Digital Rights Management for Malicious Software presented at Infiltrate 2014

by Paul Royal,

Summary : To process and extract intelligence from large volumes of suspect executables collected in networks each day, numerous automated malware analysis systems (now represented by various threat detection appliances and multi-billion dollar companies) have been created. In an effort to avoid detection and increase time on target, malware authors have designed, developed and commoditized analysis environment detections. In response, researchers and practitioners have sought to make an analysis environment look like a normal system (e.g., via baremetal malware analysis). Such responses often enable a successful automated analysis because the instrumentation and virtual machine-detection techniques employed by malware represents a model that is fundamentally brittle and hence easily defeated.

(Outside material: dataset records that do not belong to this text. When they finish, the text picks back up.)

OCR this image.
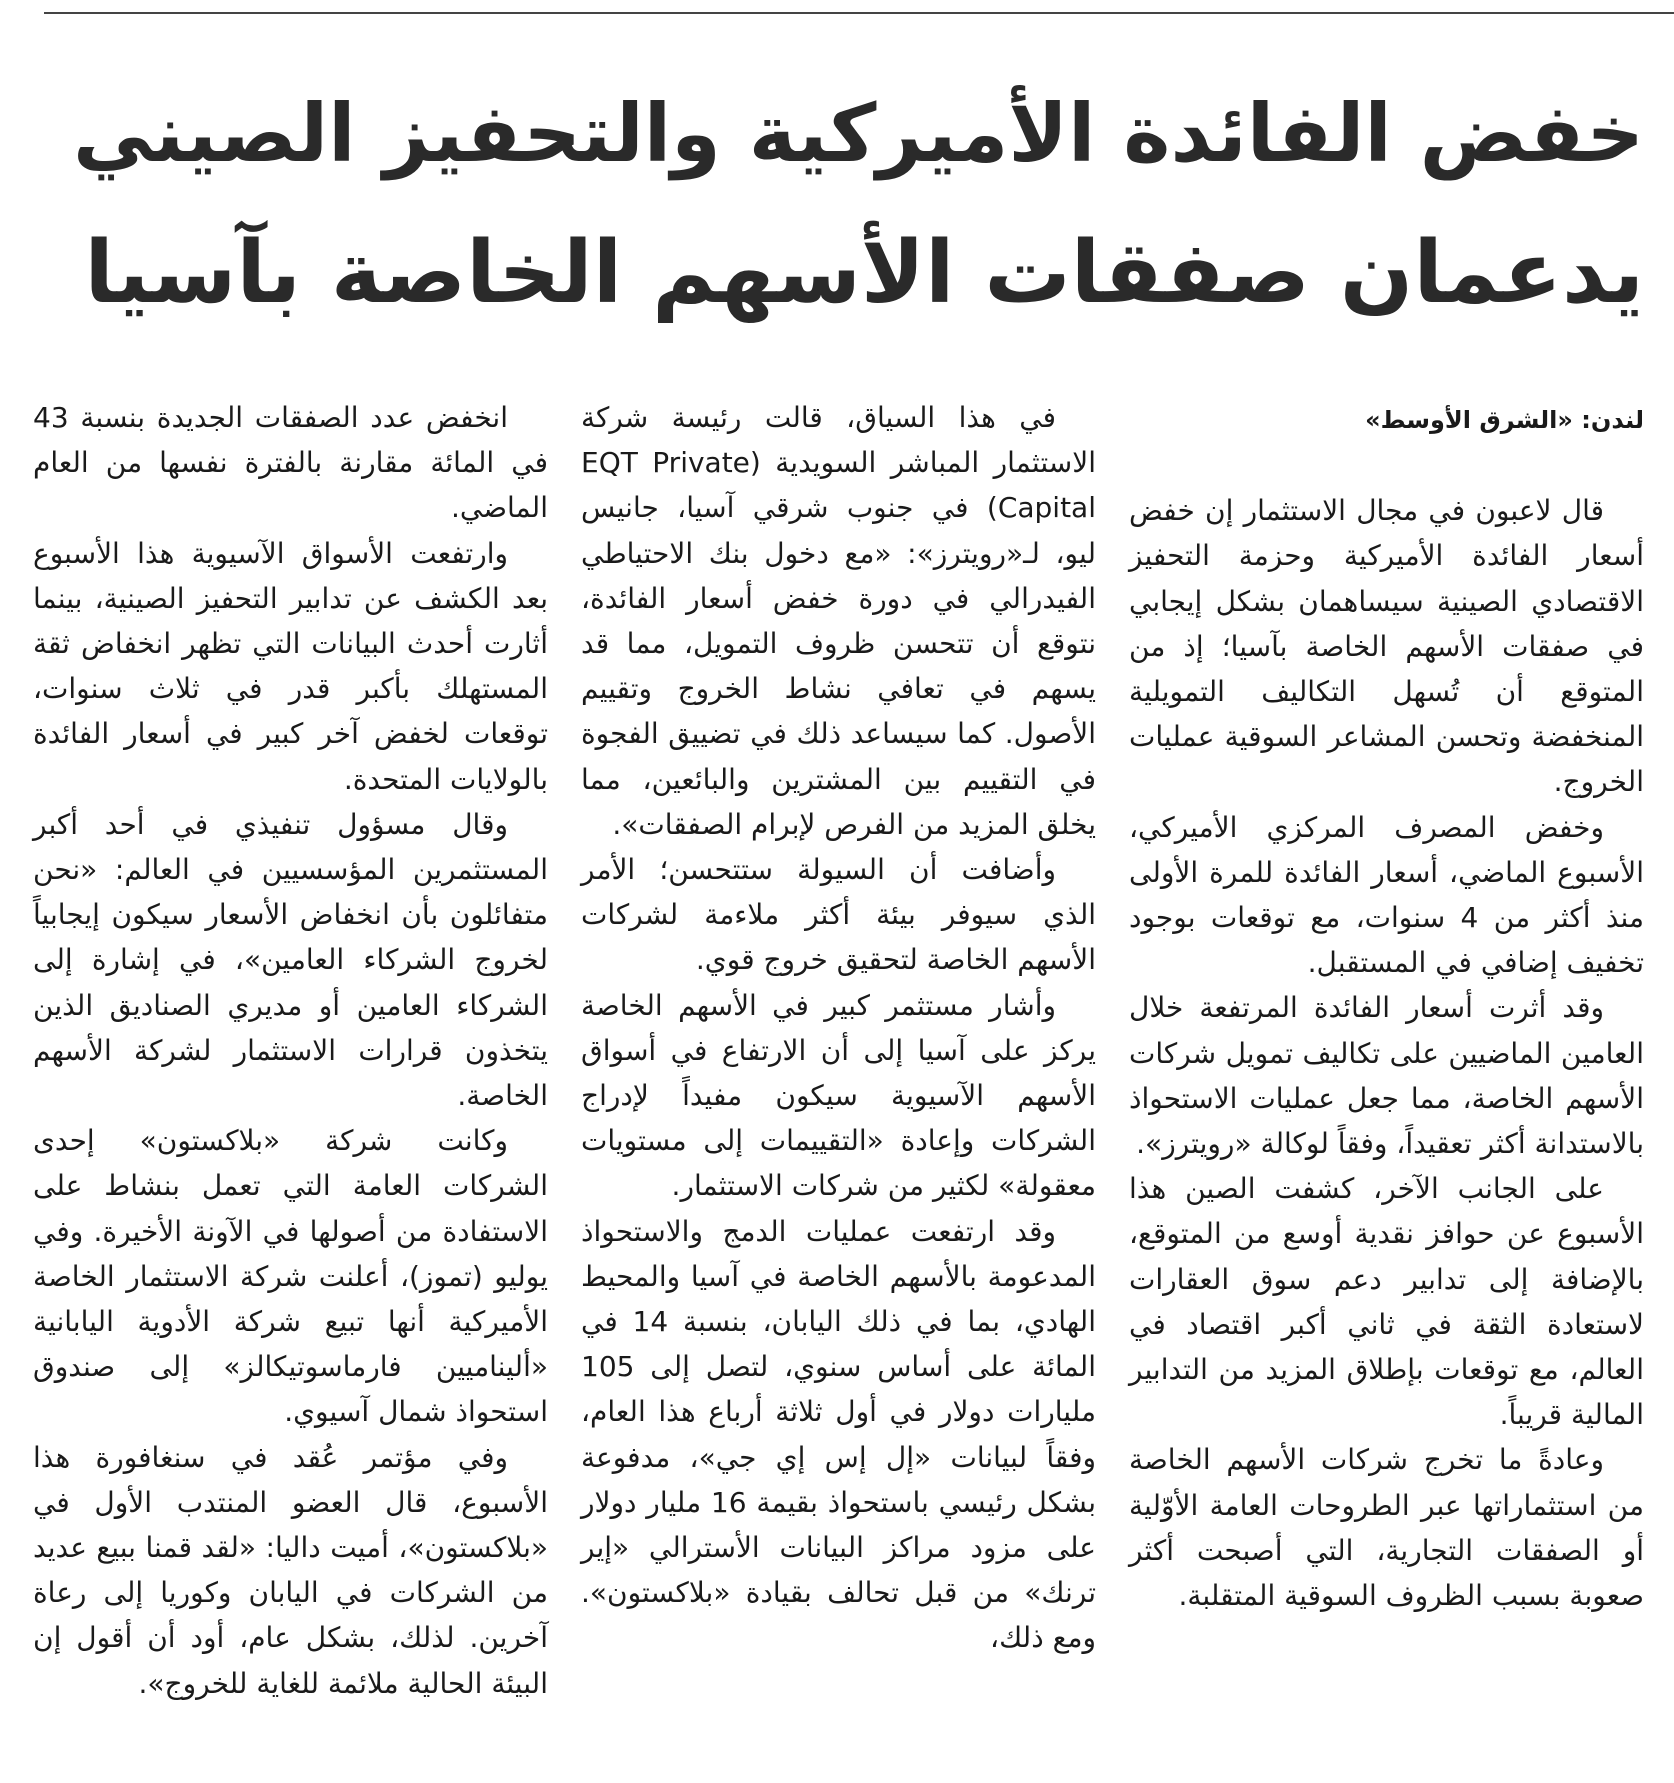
خفض الفائدة الأميركية والتحفيز الصيني
يدعمان صفقات الأسهم الخاصة بآسيا

لندن: «الشرق الأوسط»

قال لاعبون في مجال الاستثمار إن خفض أسعار الفائدة الأميركية وحزمة التحفيز الاقتصادي الصينية سيساهمان بشكل إيجابي في صفقات الأسهم الخاصة بآسيا؛ إذ من المتوقع أن تُسهل التكاليف التمويلية المنخفضة وتحسن المشاعر السوقية عمليات الخروج.

وخفض المصرف المركزي الأميركي، الأسبوع الماضي، أسعار الفائدة للمرة الأولى منذ أكثر من 4 سنوات، مع توقعات بوجود تخفيف إضافي في المستقبل.

وقد أثرت أسعار الفائدة المرتفعة خلال العامين الماضيين على تكاليف تمويل شركات الأسهم الخاصة، مما جعل عمليات الاستحواذ بالاستدانة أكثر تعقيداً، وفقاً لوكالة «رويترز».

على الجانب الآخر، كشفت الصين هذا الأسبوع عن حوافز نقدية أوسع من المتوقع، بالإضافة إلى تدابير دعم سوق العقارات لاستعادة الثقة في ثاني أكبر اقتصاد في العالم، مع توقعات بإطلاق المزيد من التدابير المالية قريباً.

وعادةً ما تخرج شركات الأسهم الخاصة من استثماراتها عبر الطروحات العامة الأوّلية أو الصفقات التجارية، التي أصبحت أكثر صعوبة بسبب الظروف السوقية المتقلبة.

في هذا السياق، قالت رئيسة شركة الاستثمار المباشر السويدية (EQT Private Capital) في جنوب شرقي آسيا، جانيس ليو، لـ«رويترز»: «مع دخول بنك الاحتياطي الفيدرالي في دورة خفض أسعار الفائدة، نتوقع أن تتحسن ظروف التمويل، مما قد يسهم في تعافي نشاط الخروج وتقييم الأصول. كما سيساعد ذلك في تضييق الفجوة في التقييم بين المشترين والبائعين، مما يخلق المزيد من الفرص لإبرام الصفقات».

وأضافت أن السيولة ستتحسن؛ الأمر الذي سيوفر بيئة أكثر ملاءمة لشركات الأسهم الخاصة لتحقيق خروج قوي.

وأشار مستثمر كبير في الأسهم الخاصة يركز على آسيا إلى أن الارتفاع في أسواق الأسهم الآسيوية سيكون مفيداً لإدراج الشركات وإعادة «التقييمات إلى مستويات معقولة» لكثير من شركات الاستثمار.

وقد ارتفعت عمليات الدمج والاستحواذ المدعومة بالأسهم الخاصة في آسيا والمحيط الهادي، بما في ذلك اليابان، بنسبة 14 في المائة على أساس سنوي، لتصل إلى 105 مليارات دولار في أول ثلاثة أرباع هذا العام، وفقاً لبيانات «إل إس إي جي»، مدفوعة بشكل رئيسي باستحواذ بقيمة 16 مليار دولار على مزود مراكز البيانات الأسترالي «إير ترنك» من قبل تحالف بقيادة «بلاكستون». ومع ذلك،

انخفض عدد الصفقات الجديدة بنسبة 43 في المائة مقارنة بالفترة نفسها من العام الماضي.

وارتفعت الأسواق الآسيوية هذا الأسبوع بعد الكشف عن تدابير التحفيز الصينية، بينما أثارت أحدث البيانات التي تظهر انخفاض ثقة المستهلك بأكبر قدر في ثلاث سنوات، توقعات لخفض آخر كبير في أسعار الفائدة بالولايات المتحدة.

وقال مسؤول تنفيذي في أحد أكبر المستثمرين المؤسسيين في العالم: «نحن متفائلون بأن انخفاض الأسعار سيكون إيجابياً لخروج الشركاء العامين»، في إشارة إلى الشركاء العامين أو مديري الصناديق الذين يتخذون قرارات الاستثمار لشركة الأسهم الخاصة.

وكانت شركة «بلاكستون» إحدى الشركات العامة التي تعمل بنشاط على الاستفادة من أصولها في الآونة الأخيرة. وفي يوليو (تموز)، أعلنت شركة الاستثمار الخاصة الأميركية أنها تبيع شركة الأدوية اليابانية «أليناميين فارماسوتيكالز» إلى صندوق استحواذ شمال آسيوي.

وفي مؤتمر عُقد في سنغافورة هذا الأسبوع، قال العضو المنتدب الأول في «بلاكستون»، أميت داليا: «لقد قمنا ببيع عديد من الشركات في اليابان وكوريا إلى رعاة آخرين. لذلك، بشكل عام، أود أن أقول إن البيئة الحالية ملائمة للغاية للخروج».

In this presentation I introduce techniques that, if widely adopted by malware authors, would permanently disadvantage automated analysis systems. To do so, I explore the ramifications of inverting the canonical approach to preventing a sample's execution in an analysis environment. That is, instead of examining techniques that detect specific malware analysis sandboxes or virtualization containers, I consider malicious software that will fail to execute correctly on any environment other than the originally compromised system.
To better understand the details of "digital rights management" for malicious software, I present a design of anti-analysis techniques that make the successful execution of a malware sample dependent on the unique properties that identify the originally infected host. To highlight the relevance of this idea's application by malware authors, I discuss both common and targeted malware instances' (e.g., Flashback, Gauss) use of conceptually similar techniques to prevent automated analysis of their samples.